Ahmes Loaf Problem Reflection

 Our project was on Ahmes loaf, and I believe my group members and I worked well together in order to explain the problem and solution.

The loaf problem as discussed in the book was created as an extension and almost recreationally. This is quite how The Crest of Peacock discusses Babylonians. The problem is created to test the limits of solution and theory to see if it sustains. Does the behavior of a particular solution change and if it does then what are the boundaries of that. It is very informative about these questions such as the Ahmes loaf problem because it lets us know that exploring math abstractly is not a new concept for us.
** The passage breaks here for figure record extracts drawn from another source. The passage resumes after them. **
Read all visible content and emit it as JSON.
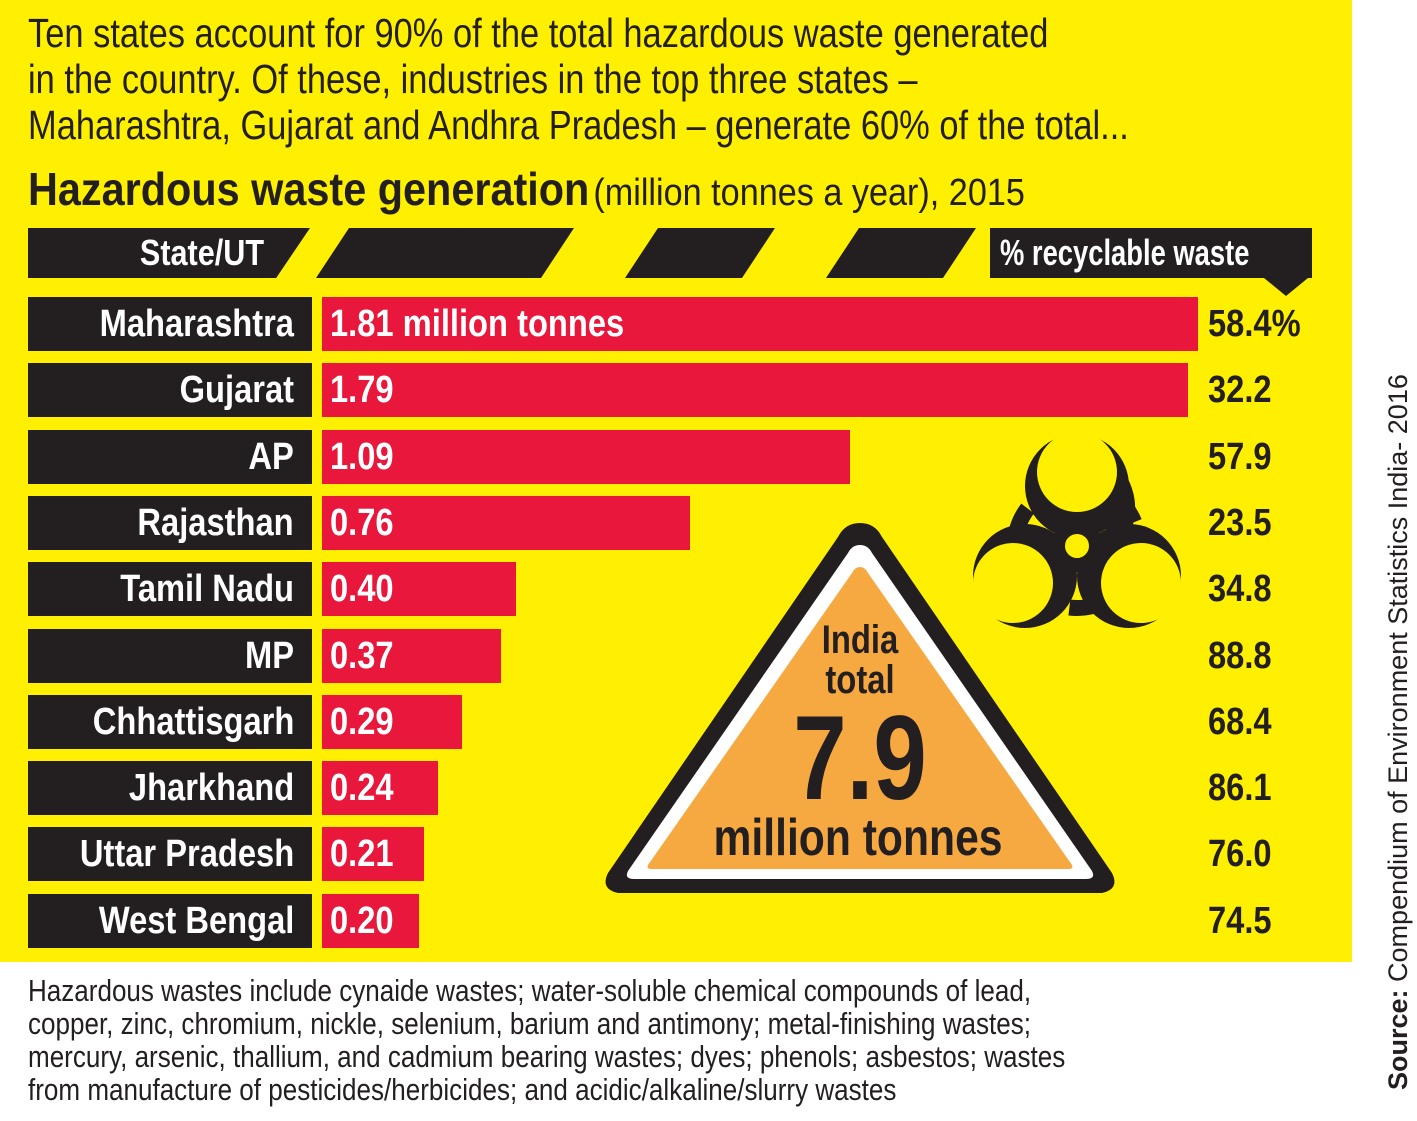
{
  "intro_lines": [
    "Ten states account for 90% of the total hazardous waste generated",
    "in the country. Of these, industries in the top three states –",
    "Maharashtra, Gujarat and Andhra Pradesh – generate 60% of the total..."
  ],
  "chart_title": "Hazardous waste generation",
  "chart_subtitle": "(million tonnes a year), 2015",
  "header_left": "State/UT",
  "header_right": "% recyclable waste",
  "india_total_label": "India total",
  "india_total_value": "7.9",
  "india_total_unit": "million tonnes",
  "footnote_lines": [
    "Hazardous wastes include cynaide wastes; water-soluble chemical compounds of lead,",
    "copper, zinc, chromium, nickle, selenium, barium and antimony; metal-finishing wastes;",
    "mercury, arsenic, thallium, and cadmium bearing wastes; dyes; phenols; asbestos; wastes",
    "from manufacture of pesticides/herbicides; and acidic/alkaline/slurry wastes"
  ],
  "source_label": "Source:",
  "source_text": "Compendium of Environment Statistics India- 2016",
  "colors": {
    "background": "#ffef00",
    "bar": "#e8173b",
    "dark": "#231f20",
    "triangle_fill": "#f7a941"
  },
  "chart_data": {
    "type": "bar",
    "orientation": "horizontal",
    "title": "Hazardous waste generation",
    "subtitle": "(million tonnes a year), 2015",
    "categories": [
      "Maharashtra",
      "Gujarat",
      "AP",
      "Rajasthan",
      "Tamil Nadu",
      "MP",
      "Chhattisgarh",
      "Jharkhand",
      "Uttar Pradesh",
      "West Bengal"
    ],
    "values": [
      1.81,
      1.79,
      1.09,
      0.76,
      0.4,
      0.37,
      0.29,
      0.24,
      0.21,
      0.2
    ],
    "value_labels": [
      "1.81 million tonnes",
      "1.79",
      "1.09",
      "0.76",
      "0.40",
      "0.37",
      "0.29",
      "0.24",
      "0.21",
      "0.20"
    ],
    "recyclable_pct": [
      58.4,
      32.2,
      57.9,
      23.5,
      34.8,
      88.8,
      68.4,
      86.1,
      76.0,
      74.5
    ],
    "recyclable_labels": [
      "58.4%",
      "32.2",
      "57.9",
      "23.5",
      "34.8",
      "88.8",
      "68.4",
      "86.1",
      "76.0",
      "74.5"
    ],
    "xlim": [
      0,
      1.81
    ],
    "grid": false
  }
}
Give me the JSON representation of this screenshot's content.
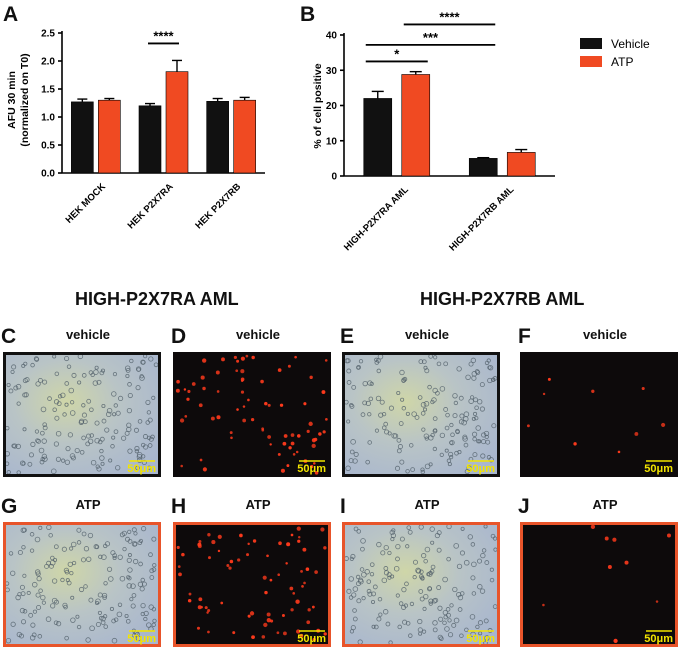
{
  "colors": {
    "vehicle": "#111111",
    "atp": "#f04a22",
    "frame_vehicle": "#111111",
    "frame_atp": "#e8542a",
    "scale_bar": "#f2e400"
  },
  "chart_data": [
    {
      "panel": "A",
      "type": "bar",
      "ylabel_line1": "AFU 30 min",
      "ylabel_line2": "(normalized on T0)",
      "ylim": [
        0,
        2.5
      ],
      "yticks": [
        "0.0",
        "0.5",
        "1.0",
        "1.5",
        "2.0",
        "2.5"
      ],
      "categories": [
        "HEK MOCK",
        "HEK P2X7RA",
        "HEK P2X7RB"
      ],
      "series": [
        {
          "name": "Vehicle",
          "values": [
            1.27,
            1.2,
            1.28
          ],
          "errors": [
            0.05,
            0.04,
            0.05
          ]
        },
        {
          "name": "ATP",
          "values": [
            1.3,
            1.81,
            1.3
          ],
          "errors": [
            0.03,
            0.2,
            0.05
          ]
        }
      ],
      "significance": [
        {
          "label": "****",
          "category_index": 1
        }
      ]
    },
    {
      "panel": "B",
      "type": "bar",
      "ylabel": "% of cell positive",
      "ylim": [
        0,
        40
      ],
      "yticks": [
        "0",
        "10",
        "20",
        "30",
        "40"
      ],
      "categories": [
        "HIGH-P2X7RA AML",
        "HIGH-P2X7RB AML"
      ],
      "series": [
        {
          "name": "Vehicle",
          "values": [
            22.0,
            5.0
          ],
          "errors": [
            2.0,
            0.2
          ]
        },
        {
          "name": "ATP",
          "values": [
            28.8,
            6.7
          ],
          "errors": [
            0.8,
            0.8
          ]
        }
      ],
      "significance": [
        {
          "label": "*",
          "from": "A-Vehicle",
          "to": "A-ATP"
        },
        {
          "label": "***",
          "from": "A-Vehicle",
          "to": "B-Vehicle"
        },
        {
          "label": "****",
          "from": "A-ATP",
          "to": "B-Vehicle"
        }
      ],
      "legend": [
        "Vehicle",
        "ATP"
      ],
      "legend_position": "right"
    }
  ],
  "panel_letters": {
    "a": "A",
    "b": "B"
  },
  "section_titles": {
    "left": "HIGH-P2X7RA AML",
    "right": "HIGH-P2X7RB AML"
  },
  "micrographs": {
    "scale_label": "50μm",
    "panels": [
      {
        "letter": "C",
        "label": "vehicle",
        "kind": "bright",
        "frame": "vehicle"
      },
      {
        "letter": "D",
        "label": "vehicle",
        "kind": "fluor_dense",
        "frame": "none"
      },
      {
        "letter": "E",
        "label": "vehicle",
        "kind": "bright",
        "frame": "vehicle"
      },
      {
        "letter": "F",
        "label": "vehicle",
        "kind": "fluor_sparse",
        "frame": "none"
      },
      {
        "letter": "G",
        "label": "ATP",
        "kind": "bright",
        "frame": "atp"
      },
      {
        "letter": "H",
        "label": "ATP",
        "kind": "fluor_dense",
        "frame": "atp"
      },
      {
        "letter": "I",
        "label": "ATP",
        "kind": "bright",
        "frame": "atp"
      },
      {
        "letter": "J",
        "label": "ATP",
        "kind": "fluor_sparse",
        "frame": "atp"
      }
    ]
  }
}
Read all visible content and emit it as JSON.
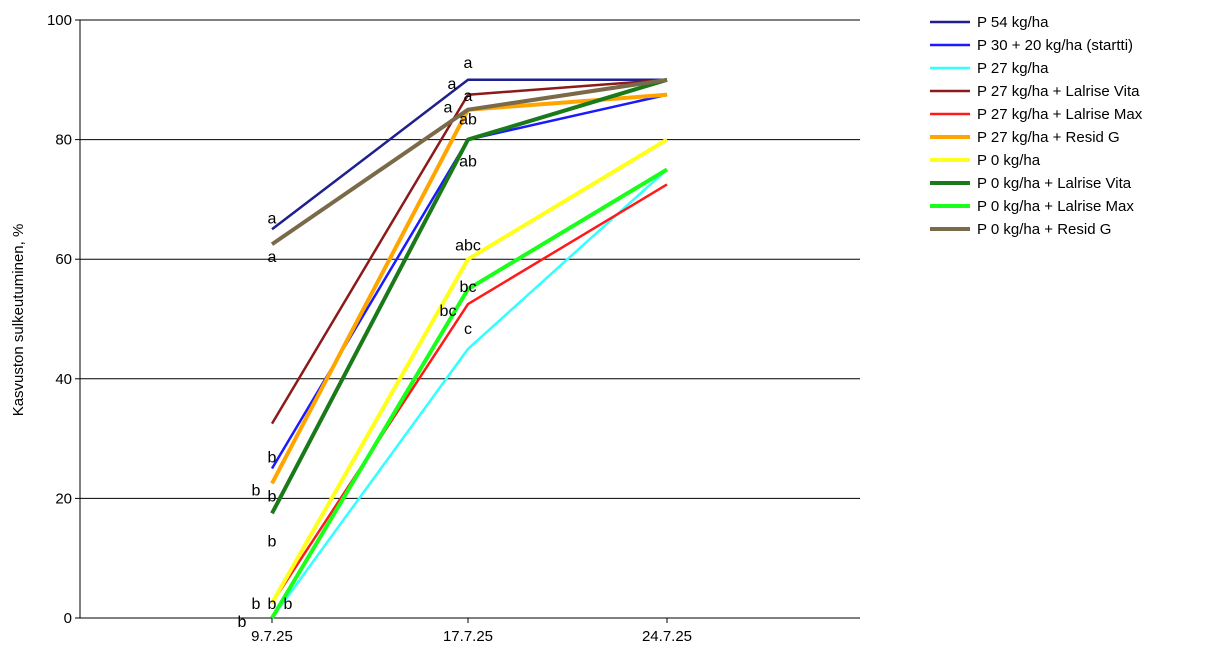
{
  "chart_data": {
    "type": "line",
    "categories": [
      "9.7.25",
      "17.7.25",
      "24.7.25"
    ],
    "ylabel": "Kasvuston sulkeutuminen, %",
    "xlabel": "",
    "ylim": [
      0,
      100
    ],
    "yticks": [
      0,
      20,
      40,
      60,
      80,
      100
    ],
    "grid": true,
    "legend_position": "right",
    "series": [
      {
        "name": "P 54 kg/ha",
        "color": "#1f1f8f",
        "values": [
          65,
          90,
          90
        ]
      },
      {
        "name": "P 30 + 20 kg/ha (startti)",
        "color": "#1a1aff",
        "values": [
          25,
          80,
          87.5
        ]
      },
      {
        "name": "P 27 kg/ha",
        "color": "#33ffff",
        "values": [
          0,
          45,
          75
        ]
      },
      {
        "name": "P 27 kg/ha + Lalrise Vita",
        "color": "#8b1a1a",
        "values": [
          32.5,
          87.5,
          90
        ]
      },
      {
        "name": "P 27 kg/ha + Lalrise Max",
        "color": "#ff1a1a",
        "values": [
          2.5,
          52.5,
          72.5
        ]
      },
      {
        "name": "P 27 kg/ha + Resid G",
        "color": "#ffa500",
        "values": [
          22.5,
          85,
          87.5
        ]
      },
      {
        "name": "P 0 kg/ha",
        "color": "#ffff1a",
        "values": [
          2.5,
          60,
          80
        ]
      },
      {
        "name": "P 0 kg/ha + Lalrise Vita",
        "color": "#1a7a1a",
        "values": [
          17.5,
          80,
          90
        ]
      },
      {
        "name": "P 0 kg/ha + Lalrise Max",
        "color": "#1aff1a",
        "values": [
          0,
          55,
          75
        ]
      },
      {
        "name": "P 0 kg/ha + Resid G",
        "color": "#7a6a4a",
        "values": [
          62.5,
          85,
          90
        ]
      }
    ],
    "annotations": [
      {
        "text": "a",
        "x": "9.7.25",
        "y": 67
      },
      {
        "text": "a",
        "x": "9.7.25",
        "y": 60.5
      },
      {
        "text": "b",
        "x": "9.7.25",
        "y": 27
      },
      {
        "text": "b",
        "x": "9.7.25",
        "y": 21.5
      },
      {
        "text": "b",
        "x": "9.7.25",
        "y": 20.5
      },
      {
        "text": "b",
        "x": "9.7.25",
        "y": 13
      },
      {
        "text": "b",
        "x": "9.7.25",
        "y": 2.5
      },
      {
        "text": "b",
        "x": "9.7.25",
        "y": 2.5
      },
      {
        "text": "b",
        "x": "9.7.25",
        "y": 2.5
      },
      {
        "text": "b",
        "x": "9.7.25",
        "y": -0.5
      },
      {
        "text": "a",
        "x": "17.7.25",
        "y": 93
      },
      {
        "text": "a",
        "x": "17.7.25",
        "y": 89.5
      },
      {
        "text": "a",
        "x": "17.7.25",
        "y": 87.5
      },
      {
        "text": "a",
        "x": "17.7.25",
        "y": 85.5
      },
      {
        "text": "ab",
        "x": "17.7.25",
        "y": 83.5
      },
      {
        "text": "ab",
        "x": "17.7.25",
        "y": 76.5
      },
      {
        "text": "abc",
        "x": "17.7.25",
        "y": 62.5
      },
      {
        "text": "bc",
        "x": "17.7.25",
        "y": 55.5
      },
      {
        "text": "bc",
        "x": "17.7.25",
        "y": 51.5
      },
      {
        "text": "c",
        "x": "17.7.25",
        "y": 48.5
      }
    ]
  }
}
We could define application based on the logic and reasoning of the Ancient world with the problems they had, but they were just as curious as we are now. Like the Babylonians, they also did not have any references to build off on, and these application-based extensions are their method of exploring ideas.  

 

Regula Falsi is a false position method. It is an ancient method for solving an equation with one unknown. In a way, it's an assumption based and the simplest way to describe this trial-and-error method. When figuring out the hint of 5 ½ in Ahmes's solution, the book also mentioned that the origin of the 5 ½ is not clear. They applied and think Ahmes also applied n earlier method of Regula Falsi in order to come to the conclusion of 5 ½ being the difference. I too have used Regula Falsi, I can probably recall when I used trial and error to get to the answer in high school when I was not aware of a theory or axiom to follow. Regula Falsi is a great method to try and figure out patterns. For Ahmes' solution as the difference of 1 increases, the difference between the sum of the two lowest terms and 1/7 of the three largest terms decreases by 2/7. There is a relation between the increase of 1 to the difference of 2/7, thus there must be a number for which the difference is 0 and it is going to be figured out by how many times 2/7 goes into 1 2/7. Which gets us to the answer of 5 ½.

 

The process of this project has me comparing this to how we learn math when we are younger. Not to say that it is trivial in any sense, but when you are doing application questions, and you have multiple variations of the same topic, it is trying to make you understand the behavior of the solution. For example, when you are factoring and graphic equations, the increasing level of difficulty tests your knowledge, as you get to discover different cases. Abstract for me understanding the properties and behavior of a theory and object and application-based exploration is an excellent way to start thinking about math abstractly.